Vor der Entscheidung für ein Fundament ohne Beton temporär steht die bauphysikalische Analyse des Gesamtprojekts. Zunächst wird der Baugrund nach DIN 18300 klassifiziert, um die Schub- und Querdruck-Parameter für Stahlrohrverbindungen festzulegen. Da mobile Fundamente sofort belastbar sein müssen, liegt der Fokus auf axialer Zug- und Drucktragfähigkeit. Für Anlagen mit hohen Horizontallasten, etwa bei freistehenden Solarcarports in windoffenen Logistikarealen, wird zusätzlich die Torsionsreserve geprüft. Die Geometrie jedes Schraubelements wird mithilfe von Finite-Element-Modellen auf die jeweilige Bodengruppe abgestimmt. Dadurch entfällt eine aufwendige Stahlbetonbemessung, während zugleich alle Nachweise für die Bauaufsicht in digitaler Form vorliegen.

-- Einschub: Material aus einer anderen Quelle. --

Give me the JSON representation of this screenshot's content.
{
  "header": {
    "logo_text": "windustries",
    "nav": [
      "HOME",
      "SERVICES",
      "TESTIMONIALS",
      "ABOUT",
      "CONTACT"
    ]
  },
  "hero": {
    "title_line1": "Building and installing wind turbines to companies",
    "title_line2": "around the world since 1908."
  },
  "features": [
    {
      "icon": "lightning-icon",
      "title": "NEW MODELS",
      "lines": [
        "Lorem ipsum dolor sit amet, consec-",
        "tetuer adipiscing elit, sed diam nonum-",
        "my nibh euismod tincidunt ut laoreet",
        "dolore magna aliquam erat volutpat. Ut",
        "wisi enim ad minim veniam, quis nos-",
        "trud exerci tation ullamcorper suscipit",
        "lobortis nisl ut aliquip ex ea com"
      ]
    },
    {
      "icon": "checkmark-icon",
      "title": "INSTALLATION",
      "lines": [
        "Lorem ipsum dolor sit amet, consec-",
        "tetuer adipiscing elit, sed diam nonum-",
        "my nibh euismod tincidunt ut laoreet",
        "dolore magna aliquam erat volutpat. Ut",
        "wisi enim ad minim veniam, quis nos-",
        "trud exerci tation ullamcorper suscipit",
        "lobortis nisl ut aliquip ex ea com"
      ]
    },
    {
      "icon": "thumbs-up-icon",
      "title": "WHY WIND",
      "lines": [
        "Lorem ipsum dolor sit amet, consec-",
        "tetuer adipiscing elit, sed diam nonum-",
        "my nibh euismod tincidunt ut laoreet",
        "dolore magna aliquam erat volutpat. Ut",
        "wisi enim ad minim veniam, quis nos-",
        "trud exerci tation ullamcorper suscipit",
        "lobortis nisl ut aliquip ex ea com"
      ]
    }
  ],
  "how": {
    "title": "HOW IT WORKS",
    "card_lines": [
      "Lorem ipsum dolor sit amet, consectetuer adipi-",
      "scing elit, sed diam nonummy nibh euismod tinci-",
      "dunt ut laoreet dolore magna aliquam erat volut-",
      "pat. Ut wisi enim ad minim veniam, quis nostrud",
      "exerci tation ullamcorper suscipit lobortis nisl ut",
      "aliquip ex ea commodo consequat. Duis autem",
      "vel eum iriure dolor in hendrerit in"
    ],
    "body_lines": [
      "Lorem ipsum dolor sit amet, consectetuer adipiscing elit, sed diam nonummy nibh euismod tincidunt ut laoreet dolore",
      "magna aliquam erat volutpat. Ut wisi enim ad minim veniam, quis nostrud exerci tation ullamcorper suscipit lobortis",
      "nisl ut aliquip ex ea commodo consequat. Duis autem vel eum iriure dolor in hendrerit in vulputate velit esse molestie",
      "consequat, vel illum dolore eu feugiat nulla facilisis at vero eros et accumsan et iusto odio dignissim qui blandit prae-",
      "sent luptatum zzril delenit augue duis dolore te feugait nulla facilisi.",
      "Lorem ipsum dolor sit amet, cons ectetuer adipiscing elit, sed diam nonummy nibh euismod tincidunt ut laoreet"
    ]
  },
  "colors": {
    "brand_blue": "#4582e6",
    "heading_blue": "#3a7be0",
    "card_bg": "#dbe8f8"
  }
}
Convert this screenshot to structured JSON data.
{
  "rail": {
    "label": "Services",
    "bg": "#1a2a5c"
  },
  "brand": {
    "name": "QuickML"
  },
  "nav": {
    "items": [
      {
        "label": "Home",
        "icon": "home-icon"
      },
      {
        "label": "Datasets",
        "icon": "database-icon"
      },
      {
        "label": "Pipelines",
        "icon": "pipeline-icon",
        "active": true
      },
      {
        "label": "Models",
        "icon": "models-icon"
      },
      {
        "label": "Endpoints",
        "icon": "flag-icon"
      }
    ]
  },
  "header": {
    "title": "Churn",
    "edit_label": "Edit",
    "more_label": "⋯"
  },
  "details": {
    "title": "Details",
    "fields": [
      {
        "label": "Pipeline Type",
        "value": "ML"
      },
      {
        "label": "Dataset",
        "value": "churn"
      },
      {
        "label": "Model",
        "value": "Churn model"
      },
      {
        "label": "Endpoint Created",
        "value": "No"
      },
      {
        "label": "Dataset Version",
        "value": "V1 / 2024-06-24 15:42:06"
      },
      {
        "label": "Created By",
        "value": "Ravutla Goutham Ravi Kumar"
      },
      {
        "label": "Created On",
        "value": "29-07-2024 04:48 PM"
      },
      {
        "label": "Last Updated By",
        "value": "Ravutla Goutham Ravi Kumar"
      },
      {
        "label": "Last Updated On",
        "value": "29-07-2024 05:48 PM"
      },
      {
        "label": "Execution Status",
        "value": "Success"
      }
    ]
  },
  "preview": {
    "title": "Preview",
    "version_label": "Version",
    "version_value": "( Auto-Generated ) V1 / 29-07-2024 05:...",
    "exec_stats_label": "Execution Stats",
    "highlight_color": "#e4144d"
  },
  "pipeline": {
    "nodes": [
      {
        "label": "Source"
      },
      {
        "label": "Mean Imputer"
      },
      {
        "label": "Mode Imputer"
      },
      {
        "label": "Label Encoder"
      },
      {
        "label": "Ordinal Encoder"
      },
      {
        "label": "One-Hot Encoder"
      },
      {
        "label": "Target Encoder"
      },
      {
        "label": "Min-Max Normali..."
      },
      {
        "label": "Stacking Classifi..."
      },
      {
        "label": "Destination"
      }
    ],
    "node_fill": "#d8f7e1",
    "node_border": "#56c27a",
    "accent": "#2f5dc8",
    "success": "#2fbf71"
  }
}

Die Stabilitätsreserven lassen sich in der Planungsphase skalieren. Eine höhere Anzahl von Erdschrauben reduziert die Einzellast und verringert somit die Einbindetiefe. Dies bietet Projektleitern Spielraum, wenn Termindruck oder begrenzte Einbringtechnik ein schnelles Verfahren erzwingen. Für Veranstaltungsflächen empfiehlt sich ein Raster, das spätere Erweiterungen ohne Eingriff in die Primärkonstruktion zulässt. Auf diese Weise bleibt das System modular, ohne an Tragfähigkeit zu verlieren.

Erdschrauben temporär in der Praxis

Typische Einsatzszenarien

In der Industrie dominieren kurzzyklische Erweiterungen von Lager- und Umschlagflächen. Ein Autohändler plant beispielsweise einen überdachten Stellplatz für Vorführfahrzeuge; das Areal soll jedoch nach drei Jahren einer Neubebauung weichen. Hier bietet die Erdschraube eine rückstandsfreie Lösung, da sie nach Projektende ohne Flurschaden entfernt wird. Im kommunalen Umfeld ermöglichen mobile Impf- und Testzentren eine flexible Last­­aufnahme in Parkbuchten oder Festplätzen. Selbst bei Rasenflächen erlaubt die geringe Eindringtiefe einen schnellen Rückbau, sodass öffentliche Grünanlagen kurzfristig wieder nutzbar sind.

Baurechtliche Einordnung

Schraubfundamente gelten in vielen Bundesländern als verfahrensfrei, sofern sie unterhalb der genehmigungsrelevanten Höhenlinie bleiben und keine tragenden Gebäudeteile einer Aufenthaltsnutzung aufnehmen. Entscheider sollten jedoch die jeweilige Landesbauordnung prüfen, da einzelne Kommunen Nachweise zur Standsicherheit verlangen. Die Bereitstellung einer Typenstatik inklusive Zugversuch erhöht hier die Genehmigungssicherheit. Da keine Bodenversiegelung entsteht, greifen in Wasserschutzgebieten häufig erleichterte Auflagen nach AwSV. Dies verkürzt die Vorlaufzeit für Projekte, die an knappe Terminfenster gebunden sind.

Ökologische Kennzahlen

Der Materialbedarf eines Schraubfundaments liegt, bezogen auf die Tragfläche, durchschnittlich 40 % unter dem eines gleichwertigen Betonfundaments. Da Erdarbeiten wie Schacht- und Betonierarbeiten entfallen, reduziert sich der gesamte CO₂-Fußabdruck pro Quadratmeter um bis zu 60 kg. Facility-Manager nutzen diese Werte, um ESG-Berichte oder Lieferantenbewertungen im Scope-3-Bereich zu verbessern. Zusätzlich minimieren die rückbaubaren Stahlkomponenten den Abfallstrom am Projektende; mehr als 95 % der Masse gelangen in bestehende Metallrecycling-Kreisläufe.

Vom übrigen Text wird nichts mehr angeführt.